I considered going over Sail Liath and down by Lochan na Bràthan then follow the track down Gleann Chaorachain that leads to Corrie Hallie and the Gairloch Road.
However, just before Sail Liath, on my left I spy an obvious gulley leading down to Loch Toll an Lochain. It looked particularly steep, but manageable and giving us a quicker exit and an easier walk back to the car at Dundonnell via Coir a’ Ghiubhsachain. Another consideration was tiredness. We were starting to feel a bit ‘bushed’ and the thought of dragging ourselves over another peak was less than inviting. Hence the ‘bail out’.
I find out later that our descent gulley is called Constabulary Couloir, a regular winter ascent route.

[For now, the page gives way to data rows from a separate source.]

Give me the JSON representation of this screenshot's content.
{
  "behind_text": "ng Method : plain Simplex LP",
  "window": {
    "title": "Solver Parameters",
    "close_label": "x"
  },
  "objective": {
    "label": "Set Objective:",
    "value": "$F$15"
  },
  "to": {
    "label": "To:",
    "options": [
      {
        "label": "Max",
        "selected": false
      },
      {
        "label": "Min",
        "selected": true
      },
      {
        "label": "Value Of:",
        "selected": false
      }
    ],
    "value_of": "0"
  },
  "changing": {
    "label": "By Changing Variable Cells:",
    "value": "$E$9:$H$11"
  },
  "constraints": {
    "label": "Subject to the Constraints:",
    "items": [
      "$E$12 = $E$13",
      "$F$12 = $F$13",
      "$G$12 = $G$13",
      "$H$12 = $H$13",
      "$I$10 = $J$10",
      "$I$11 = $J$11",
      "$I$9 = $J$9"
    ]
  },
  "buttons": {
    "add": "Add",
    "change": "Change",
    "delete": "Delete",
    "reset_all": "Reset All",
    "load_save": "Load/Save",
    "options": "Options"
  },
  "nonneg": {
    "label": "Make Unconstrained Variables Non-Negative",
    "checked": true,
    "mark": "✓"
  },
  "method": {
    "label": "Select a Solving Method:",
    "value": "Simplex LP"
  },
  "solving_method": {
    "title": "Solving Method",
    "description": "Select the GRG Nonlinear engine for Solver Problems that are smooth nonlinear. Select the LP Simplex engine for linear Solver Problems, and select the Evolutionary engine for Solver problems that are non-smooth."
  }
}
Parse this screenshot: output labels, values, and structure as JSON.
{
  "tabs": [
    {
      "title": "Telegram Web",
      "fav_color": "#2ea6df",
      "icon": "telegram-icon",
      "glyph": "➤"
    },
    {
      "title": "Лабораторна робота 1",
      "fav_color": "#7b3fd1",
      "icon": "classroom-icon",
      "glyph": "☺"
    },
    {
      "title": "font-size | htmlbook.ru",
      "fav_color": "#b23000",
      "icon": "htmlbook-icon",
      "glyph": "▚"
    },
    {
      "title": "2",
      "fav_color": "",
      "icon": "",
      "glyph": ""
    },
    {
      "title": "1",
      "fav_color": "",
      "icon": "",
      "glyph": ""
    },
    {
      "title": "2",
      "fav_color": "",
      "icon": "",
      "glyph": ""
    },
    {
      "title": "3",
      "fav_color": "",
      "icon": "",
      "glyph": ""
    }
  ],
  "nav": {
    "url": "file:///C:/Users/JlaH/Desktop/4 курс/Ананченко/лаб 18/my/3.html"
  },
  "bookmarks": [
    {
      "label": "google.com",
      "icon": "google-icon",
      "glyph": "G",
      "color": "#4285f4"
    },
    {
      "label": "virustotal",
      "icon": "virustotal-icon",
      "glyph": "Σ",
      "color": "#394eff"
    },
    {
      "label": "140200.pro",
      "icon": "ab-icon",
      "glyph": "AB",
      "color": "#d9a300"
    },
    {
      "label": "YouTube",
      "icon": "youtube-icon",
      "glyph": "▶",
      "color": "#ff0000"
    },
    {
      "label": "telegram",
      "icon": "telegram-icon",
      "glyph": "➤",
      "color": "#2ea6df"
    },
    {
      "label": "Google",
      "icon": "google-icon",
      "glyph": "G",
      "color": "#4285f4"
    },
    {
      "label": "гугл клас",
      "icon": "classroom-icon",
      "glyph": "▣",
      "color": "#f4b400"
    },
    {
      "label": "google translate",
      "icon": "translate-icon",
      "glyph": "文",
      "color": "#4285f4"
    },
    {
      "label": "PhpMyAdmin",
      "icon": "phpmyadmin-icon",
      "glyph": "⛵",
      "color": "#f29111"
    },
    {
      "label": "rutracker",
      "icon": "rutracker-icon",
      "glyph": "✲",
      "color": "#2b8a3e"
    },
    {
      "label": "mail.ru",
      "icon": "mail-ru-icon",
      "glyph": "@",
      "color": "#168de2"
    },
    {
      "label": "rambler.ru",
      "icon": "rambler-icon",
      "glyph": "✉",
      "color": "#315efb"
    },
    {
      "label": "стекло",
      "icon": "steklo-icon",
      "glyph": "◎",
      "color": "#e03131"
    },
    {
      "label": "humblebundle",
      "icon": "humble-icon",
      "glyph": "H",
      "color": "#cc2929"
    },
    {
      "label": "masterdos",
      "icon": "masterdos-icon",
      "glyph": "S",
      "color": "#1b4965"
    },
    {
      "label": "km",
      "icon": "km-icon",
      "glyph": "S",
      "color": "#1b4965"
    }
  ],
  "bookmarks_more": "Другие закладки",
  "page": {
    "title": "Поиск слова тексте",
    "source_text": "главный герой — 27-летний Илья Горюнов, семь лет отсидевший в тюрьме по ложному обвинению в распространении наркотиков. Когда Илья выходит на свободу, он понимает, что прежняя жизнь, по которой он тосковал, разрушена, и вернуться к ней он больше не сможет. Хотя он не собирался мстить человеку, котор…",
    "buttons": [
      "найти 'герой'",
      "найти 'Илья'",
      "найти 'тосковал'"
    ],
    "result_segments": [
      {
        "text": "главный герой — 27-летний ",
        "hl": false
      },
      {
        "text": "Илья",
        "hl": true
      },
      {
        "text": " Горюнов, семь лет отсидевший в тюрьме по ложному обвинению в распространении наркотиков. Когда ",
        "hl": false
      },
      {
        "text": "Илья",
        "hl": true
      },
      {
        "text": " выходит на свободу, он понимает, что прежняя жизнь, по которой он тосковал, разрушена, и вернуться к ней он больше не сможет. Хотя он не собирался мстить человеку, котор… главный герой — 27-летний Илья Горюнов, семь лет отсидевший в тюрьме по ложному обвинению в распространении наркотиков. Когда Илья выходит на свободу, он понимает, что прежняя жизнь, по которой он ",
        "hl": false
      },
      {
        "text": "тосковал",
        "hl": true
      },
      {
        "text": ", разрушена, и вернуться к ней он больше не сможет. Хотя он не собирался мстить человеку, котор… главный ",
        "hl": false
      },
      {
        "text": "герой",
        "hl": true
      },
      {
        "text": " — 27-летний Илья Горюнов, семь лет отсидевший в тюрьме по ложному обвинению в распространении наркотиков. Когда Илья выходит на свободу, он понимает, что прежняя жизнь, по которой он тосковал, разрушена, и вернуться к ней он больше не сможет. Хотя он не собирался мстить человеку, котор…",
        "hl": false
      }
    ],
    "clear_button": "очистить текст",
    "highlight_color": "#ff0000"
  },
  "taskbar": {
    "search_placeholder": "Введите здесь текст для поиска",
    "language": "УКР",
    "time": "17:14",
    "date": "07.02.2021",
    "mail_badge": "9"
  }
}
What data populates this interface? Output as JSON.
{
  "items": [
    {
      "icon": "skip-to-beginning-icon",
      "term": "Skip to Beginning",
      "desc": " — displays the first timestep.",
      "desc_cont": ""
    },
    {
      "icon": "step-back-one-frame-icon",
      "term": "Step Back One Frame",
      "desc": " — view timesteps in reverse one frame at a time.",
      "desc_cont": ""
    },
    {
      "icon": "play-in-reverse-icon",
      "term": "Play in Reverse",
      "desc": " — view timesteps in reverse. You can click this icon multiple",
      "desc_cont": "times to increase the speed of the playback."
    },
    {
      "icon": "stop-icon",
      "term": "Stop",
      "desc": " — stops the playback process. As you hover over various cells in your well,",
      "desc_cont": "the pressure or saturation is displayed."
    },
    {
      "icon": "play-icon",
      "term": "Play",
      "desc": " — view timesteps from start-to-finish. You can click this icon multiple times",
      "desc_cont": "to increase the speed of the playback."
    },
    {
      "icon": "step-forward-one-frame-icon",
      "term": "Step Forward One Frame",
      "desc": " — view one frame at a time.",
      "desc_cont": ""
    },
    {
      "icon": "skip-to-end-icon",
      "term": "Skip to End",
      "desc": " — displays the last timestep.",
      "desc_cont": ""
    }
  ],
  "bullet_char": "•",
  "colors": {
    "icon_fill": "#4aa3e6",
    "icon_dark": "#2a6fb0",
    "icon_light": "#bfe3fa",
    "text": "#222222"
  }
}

a winter view of Constabulary Couloir - not quite the view or conditions we descended in - image sent to me by a member of Dundonnell Mountain Rescue Team
We head on down and soon find a few awkward snow patches ‘clogging’ some of the narrow sections. I get Stuart to wait at these parts until I secure myself a few feet below him. He then carefully picks his way to my position. We repeat that manoeuvre every time we encountered the snow patches. Then we are on the last ‘run out’ and beside the Lochan.
Earlier I had enthused about the spectacular views from the ridge. I will now say that, in my humble opinion, standing beside Loch Toll an Lochain and looking up and round at that semi circle of thousand foot high cliffs, has to be ‘up there’ when awesome views are being considered.
But it was more than that, it was humbling and when I took it all in I realised how small and insignificant I am, we are, when pitched into the wonders of nature and the sobering fact that what I was observing was hundreds of million years old and in fact had not always been in this spot, having worked its way to this position from south of the equator.
I soon brought things back to mundane reality as I stripped off my sweaty gear, every stitch of it, much to Stuart’s shock as he asked, ‘dad, what are you doing?’ Too late, by the time he had completed his utterance, I was deep in the Lochan.
Not for long as it turned out. My hot sweaty body so rudely plunged into the icy waters nearly resulted in stopping my heart. I exited like a blue whale exploding from the deep. Well, perhaps not quite so spectacularly. A quick rub down with my sweaty vest and off we set.
The walk back was made easier, not only because the way was marked by regular cairns but also because much of it was over easy walking slabs. We pass the same waterfalls on Allt a’Mhuilinn that we had viewed that morning. Our route was also blessed by meadow pipits and we came across a nest with four beautiful eggs.
Then it was a refreshment at the Dundonnell hotel at the hands of Selby and Flora, wonderful people and hosts.
The run back to Tournaig was completed with the lowering sun lighting our way.
All in all a wonderful, if tiring experience.